January 28, 2019

City Reminds Landlords and Tenants About Requirements of Chicago Heat Ordinance During Extreme Cold Weather

Landlords responsible for providing adequate heat and face significant penalties for failure to do so.

FOR IMMEDIATE RELEASE:
Dept. of Buildings
Gregg Cunningham
312-744-7384
gregg.cunningham@cityofchicago.org

CHICAGO - With extremely cold temperatures forecasted for Chicago this week, the City is reminding landlords and tenants to be aware of the requirements of the Chicago Heat Ordinance. In addition, residents are strongly encouraged to take extra precaution if using space heaters, never rely on ovens for heat, and to make certain they have working smoke and carbon monoxide alarms in their homes.

“The City of Chicago has all hands on deck to provide support and assistance to residents across the city who are dealing with the dangerous cold,” said Mayor Rahm Emanuel. “Landlords are responsible for providing adequate heat to their tenants and should be proactively checking their buildings and addressing issues immediately to prevent situations from becoming emergencies.”

The Chicago Department of Buildings enforces the Chicago Heat Ordinance. The Heat Ordinance mandates that during cold weather months landlords supply heat to rental units or to any unit where owners do not have individual control of the heat. From September 15 through June 1, the temperature inside a rental residence is required to be 68 degrees from 8:30 a.m. to 10:30 p.m., and 66 degrees from 10:30 p.m. to 8:30 a.m.

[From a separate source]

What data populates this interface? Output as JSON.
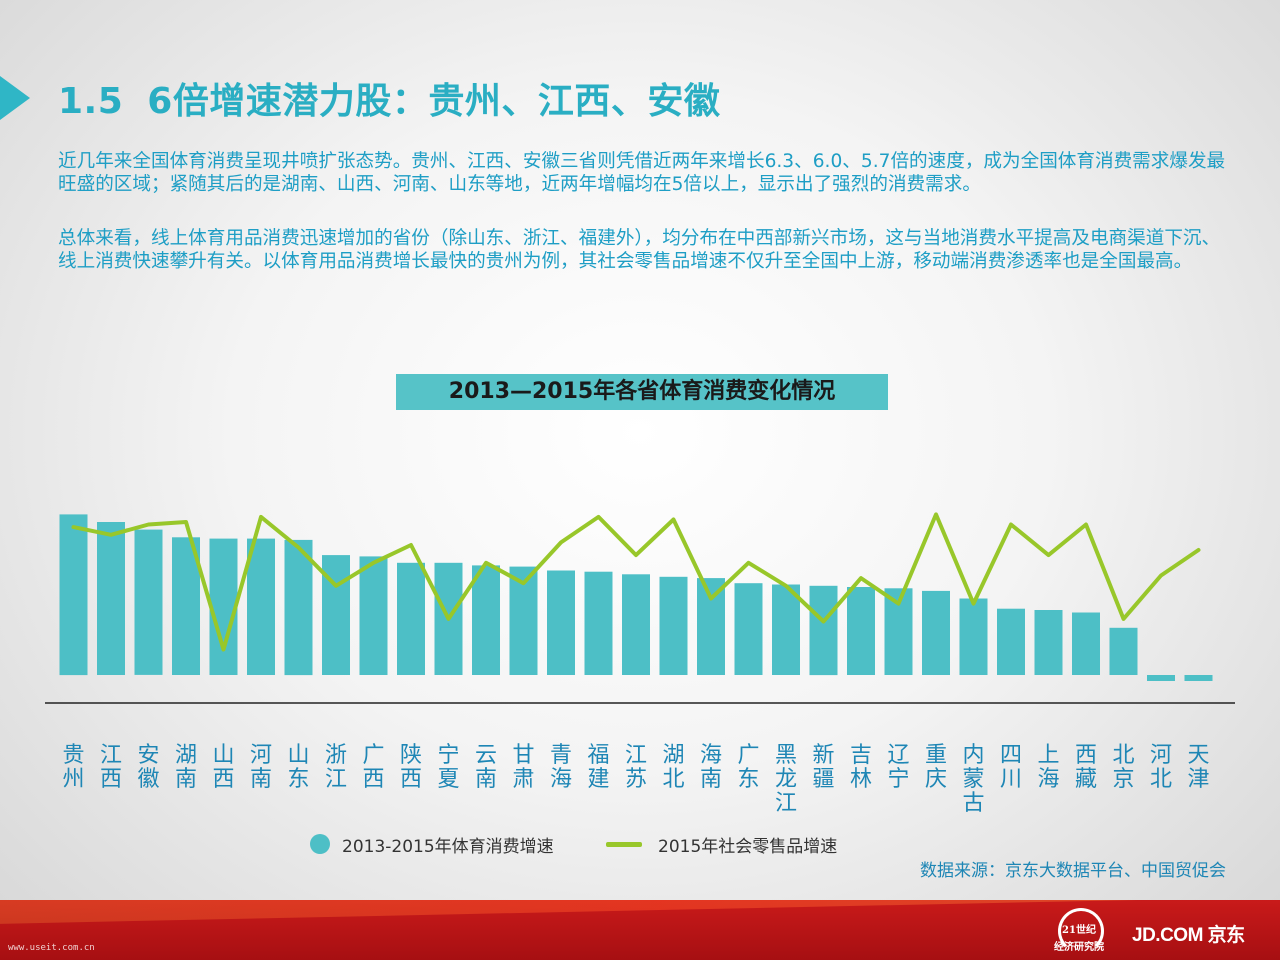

Landlords can face fines of $500 to $1,000 per day, per violation, for each day they do not supply adequate heat.  The reason for lack of heat does not matter – landlords must follow the law, and apartments must be heated.

The Department of Buildings encourages residents to first contact their landlords when they have no heat or inadequate heat and to call 3-1-1 if no action is being taken. 

“We take heat complaints very seriously,” said Buildings Commissioner Judy Frydland. “During extreme cold weather, our first priority is responding to heat calls and we reassign inspectors to handle the increased number of heat complaints. We work diligently to respond to calls promptly and we will seek maximum penalties from delinquent owners.”

The Department of Buildings will be closely monitoring heat-related complaints this week and for the remainder of the winter season. When warranted, the Buildings Department works closely with the Department of Law to file court cases to ensure property owners restore heat and hot water to bring their building into compliance or appoint receiverships to restore heat or abate the situation. To date this winter the City has filed more than 100 cases impacting 620 units, and receivers were appointed on 30 cases impacting about 200 residential units.

Important Tips for Fire Prevention and Safety

Residents are strongly encouraged to check to ensure they have working smoke detectors and carbon monoxide detectors inside their homes. If a resident does not have a smoke detector and is unable to obtain one, they should contact 3-1-1 for assistance.

An oven or stovetop should never be used to heat a residence.  

Use of space heaters is not recommended, however, if used, the space heater should be UL certified and located at least three feet from anything that can ignite. Use of a space heater in children’s rooms should be monitored closely as children sometimes move them close to or into the bed with tragic results.

If extension cords are used, they should be UL certified, medium gauge or higher and should only be connected to one appliance. Cords should never be put under a carpet.